3. - L'asserita offesa al principio di eguaglianza non sussiste, poi, nemmeno in relazione al diverso regime delle pensioni indirette di guerra, per il quale l'inabilità lavorativa dei figli maggiorenni rileva indipendentemente dal momento della sua insorgenza. Nella pronunzia sopra richiamata (cfr. sentenza n. 7 del 1980), la Corte ha, invero, considerato anche quest'aspetto della questione, insistendo nell'affermazione di altra pregressa giurisprudenza

(sentenza n. 37 del 1975

), secondo cui l'uniformità di disciplina disposta, nei confronti degli orfani, senza riguardo all'epoca di insorgenza dell'inabilità, risponde alle esigenze, di ordine naturale ed etico, proprie della legislazione pensionistica di guerra.

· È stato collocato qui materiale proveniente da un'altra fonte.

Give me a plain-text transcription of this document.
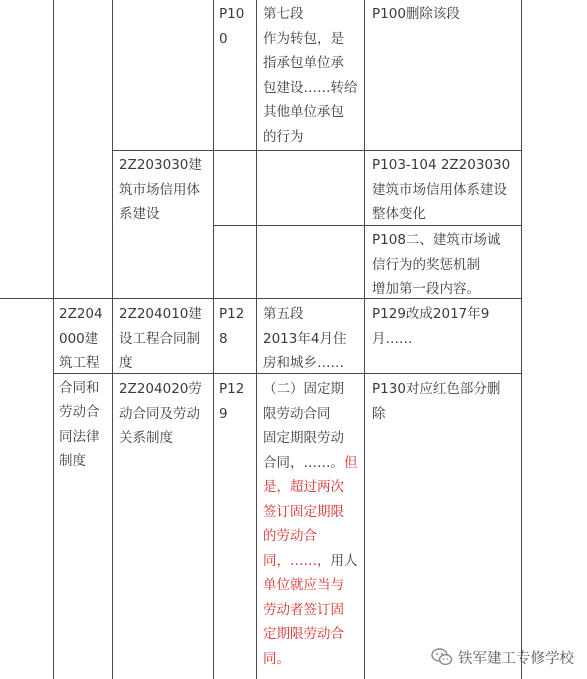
P10
0
第七段
作为转包，是
指承包单位承
包建设……转给
其他单位承包
的行为
P100删除该段
2Z203030建
筑市场信用体
系建设
P103-104 2Z203030
建筑市场信用体系建设
整体变化
P108二、建筑市场诚
信行为的奖惩机制
增加第一段内容。
2Z204
000建
筑工程
合同和
劳动合
同法律
制度
2Z204010建
设工程合同制
度
P12
8
第五段
2013年4月住
房和城乡……
P129改成2017年9
月……
2Z204020劳
动合同及劳动
关系制度
P12
9
（二）固定期
限劳动合同
固定期限劳动
合同，……。但
是，超过两次
签订固定期限
的劳动合
同，……，用人
单位就应当与
劳动者签订固
定期限劳动合
同。
P130对应红色部分删
除
铁军建工专修学校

Ora la questione, com'è prospettata, concerne, occorre ricordare, solo il momento in cui devono risultare soddisfatte le condizioni del trattamento pensionistico: e in ordine a questo profilo, il regime delle pensioni di guerra e quello oggetto di censura non hanno alcun tratto in comune, che possa giustificare la richiesta declaratoria d'incostituzionalità. La disciplina sottoposta al giudizio della Corte tiene, anzi, opportunamente conto delle caratteristiche finalità che, nell'ambito delle sue previsioni, valgono a distinguere i due ordinamenti pensionistici. Ciò conferma, in conclusione, che essa non contraddice, ma si adegua, al disposto costituzionale, di cui é dedotta la lesione.

PER QUESTI MOTIVI

LA CORTE COSTITUZIONALE

dichiara non fondata la questione di legittimità costituzionale dell'art. 86, primo comma, del d.P.R. 29 dicembre 1973, n. 1092, in riferimento all'art. 3 Cost., sollevata dalla III Sezione giurisdizionale della Corte dei Conti con l'ordinanza in epigrafe.

Così deciso in Roma, nella sede della Corte costituzionale, Palazzo della Consulta, il 10 maggio 1984.

 

Antonino DE STEFANO - Guglielmo ROEHRSSEN - Oronzo REALE - Brunetto BUCCIARELLI DUCCI - Alberto MALAGUGINI - Livio PALADIN - Arnaldo MACCARONE  -Virgilio ANDRIOLI - Giuseppe FERRARI - Francesco SAJA  -Giovanni CONSO - Ettore GALLO - Aldo CORASANITI

 

Depositata in cancelleria il 16 maggio 1984.